09 Performance

libexpat to x86-64 Assembly

Results

#ModelCorrectnessAvgBest
1
Claude Opus 4.6
Claude Code
0/50.1200.227
2
Kimi K2.5
Kimi CLI
0/50.0090.025
3
Qwen3.6-Plus
Qwen Code
0/50.0020.005
4
Gemini 3.1 Pro
Gemini CLI
0/50.0000.000
5
GPT-5.4
Codex
0/50.0000.000

Background

libexpat 2.6.4 is a mature C XML parser exposed as a shared library with a stable ABI. In this task, the library itself is the spec: existing C callers should be able to link against the submission without changing their code.

The task combines XML parsing semantics, exported symbol compatibility, shared-library behavior, and handwritten x86-64 assembly in one implementation problem.

Task

The agent receives the libexpat 2.6.4 reference library and headers and must deliver an ABI-compatible x86-64 assembly replacement. In other words, it is not writing a tiny XML parser from scratch; it is rebuilding a real shared library that existing C callers can load and use unchanged.

  • Match the exported C ABI of the reference library.
  • Preserve parsing behavior across the hidden correctness suite.
  • Do enough low-level optimization that the assembly implementation can compete on speed too.

Evaluation

The verifier computes a weighted correctness score, a capped performance score, and then blends them with 80% weight on correctness. If the assembly library never achieves any correctness, the final score is zero.

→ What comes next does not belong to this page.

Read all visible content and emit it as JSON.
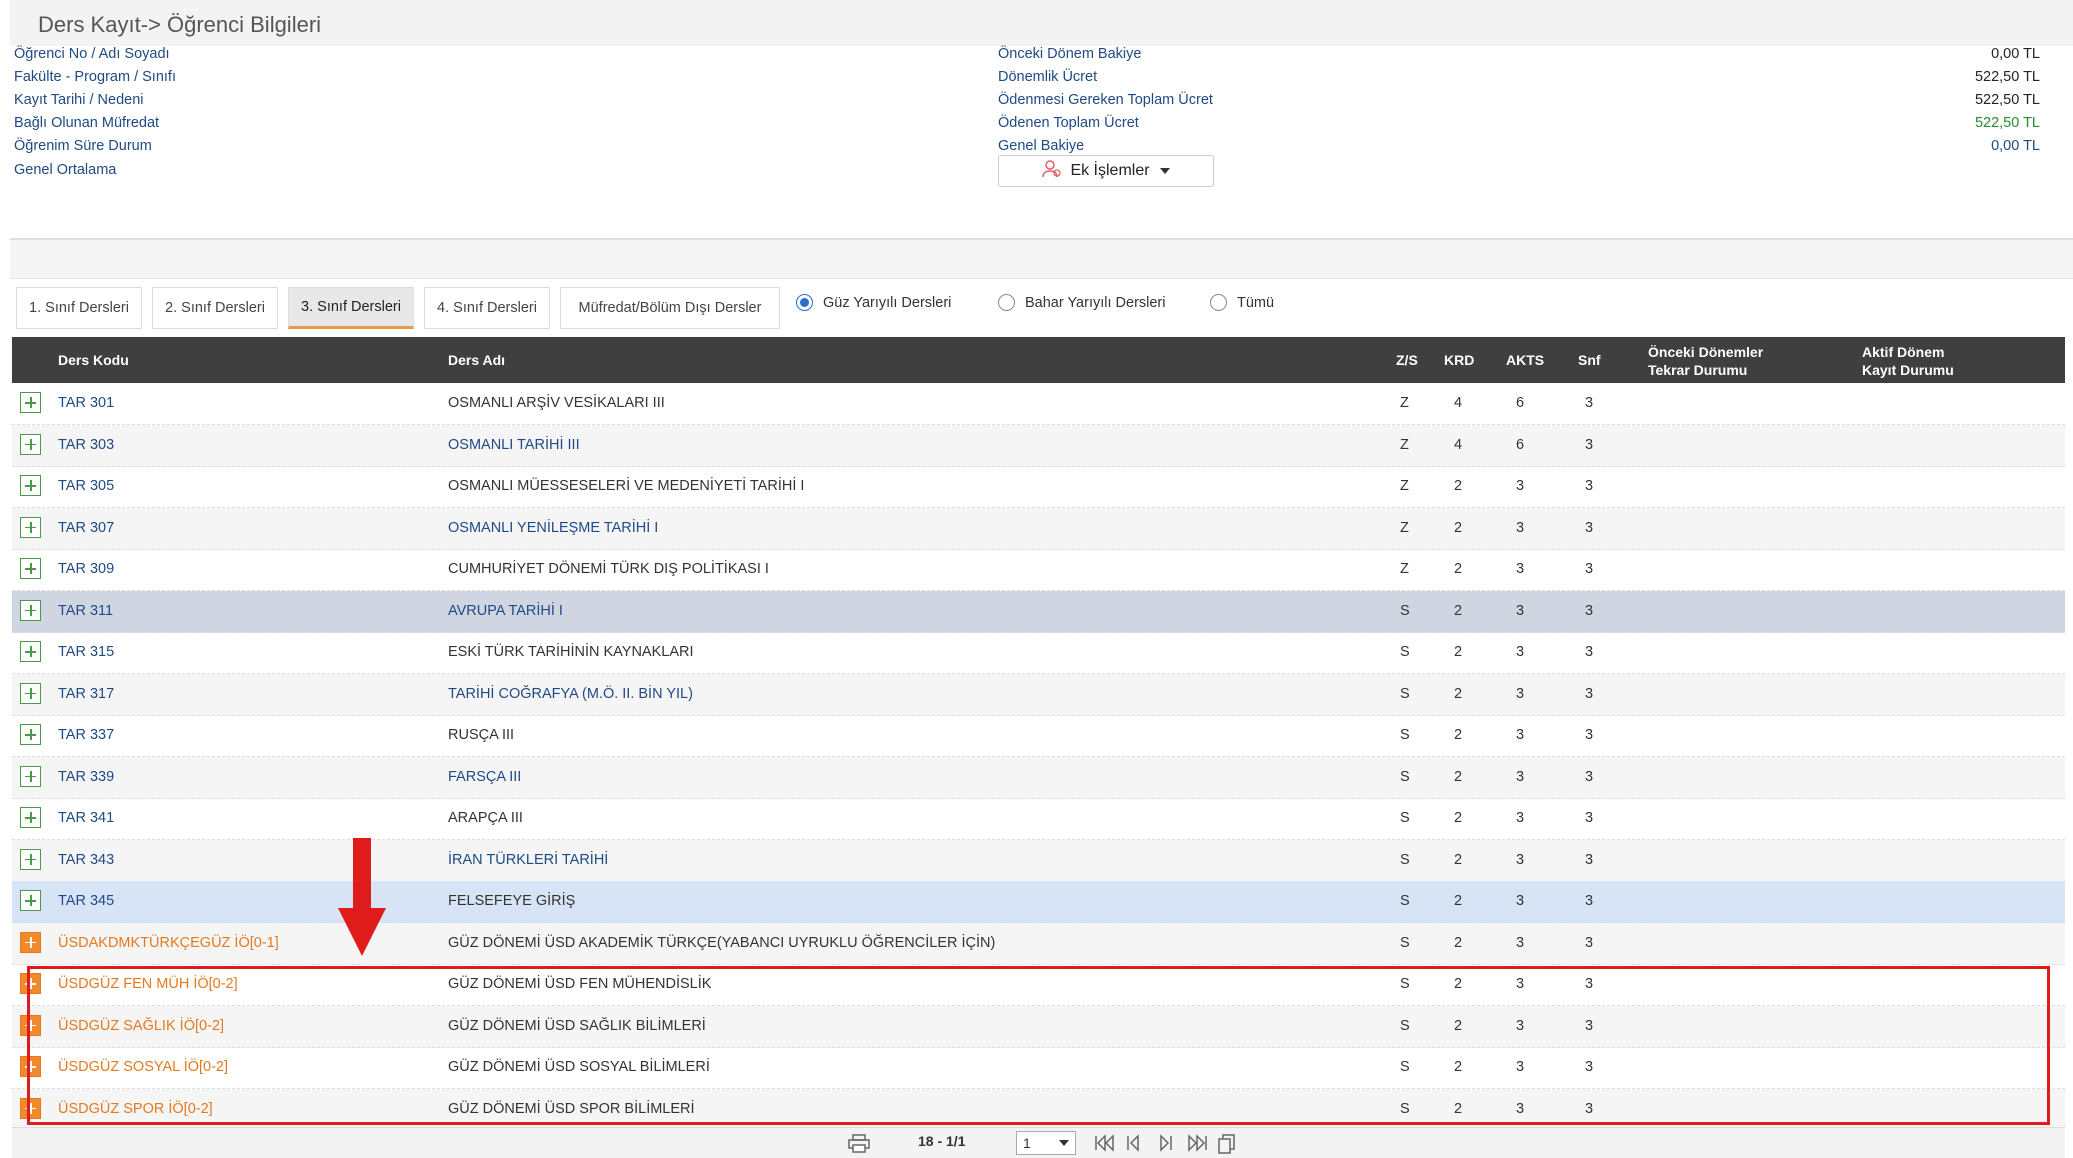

  • Correctness comes from an upstream-style parser test suite.
  • Performance comes from hidden XML parsing benchmarks against the reference C build.
  • Performance only matters after the parser earns nonzero correctness credit.

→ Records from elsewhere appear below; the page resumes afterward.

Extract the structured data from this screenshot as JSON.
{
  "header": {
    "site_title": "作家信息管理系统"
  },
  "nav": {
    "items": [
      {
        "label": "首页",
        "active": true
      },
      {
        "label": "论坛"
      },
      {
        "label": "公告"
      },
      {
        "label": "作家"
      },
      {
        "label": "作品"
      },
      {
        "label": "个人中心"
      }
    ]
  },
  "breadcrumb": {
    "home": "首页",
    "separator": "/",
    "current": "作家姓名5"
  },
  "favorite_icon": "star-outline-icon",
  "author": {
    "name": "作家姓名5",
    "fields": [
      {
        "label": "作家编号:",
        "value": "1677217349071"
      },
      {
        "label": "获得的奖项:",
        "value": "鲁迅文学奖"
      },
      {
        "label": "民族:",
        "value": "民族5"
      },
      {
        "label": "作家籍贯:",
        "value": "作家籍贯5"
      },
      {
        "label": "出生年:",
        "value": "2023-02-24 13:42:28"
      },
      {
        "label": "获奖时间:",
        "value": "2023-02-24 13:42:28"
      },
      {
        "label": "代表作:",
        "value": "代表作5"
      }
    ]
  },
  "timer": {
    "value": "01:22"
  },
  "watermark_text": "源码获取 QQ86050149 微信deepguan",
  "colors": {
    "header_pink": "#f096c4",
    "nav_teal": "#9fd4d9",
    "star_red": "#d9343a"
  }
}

Environment And Constraints

The task runs in a Modal container with 4 CPUs, 8 GB RAM, no GPU, and no internet access. The container image includes the Expat source, assembler and linker toolchain, and timer files. There is little spare headroom beyond that, which keeps the focus on assembly and ABI engineering rather than on brute-force search or external dependencies.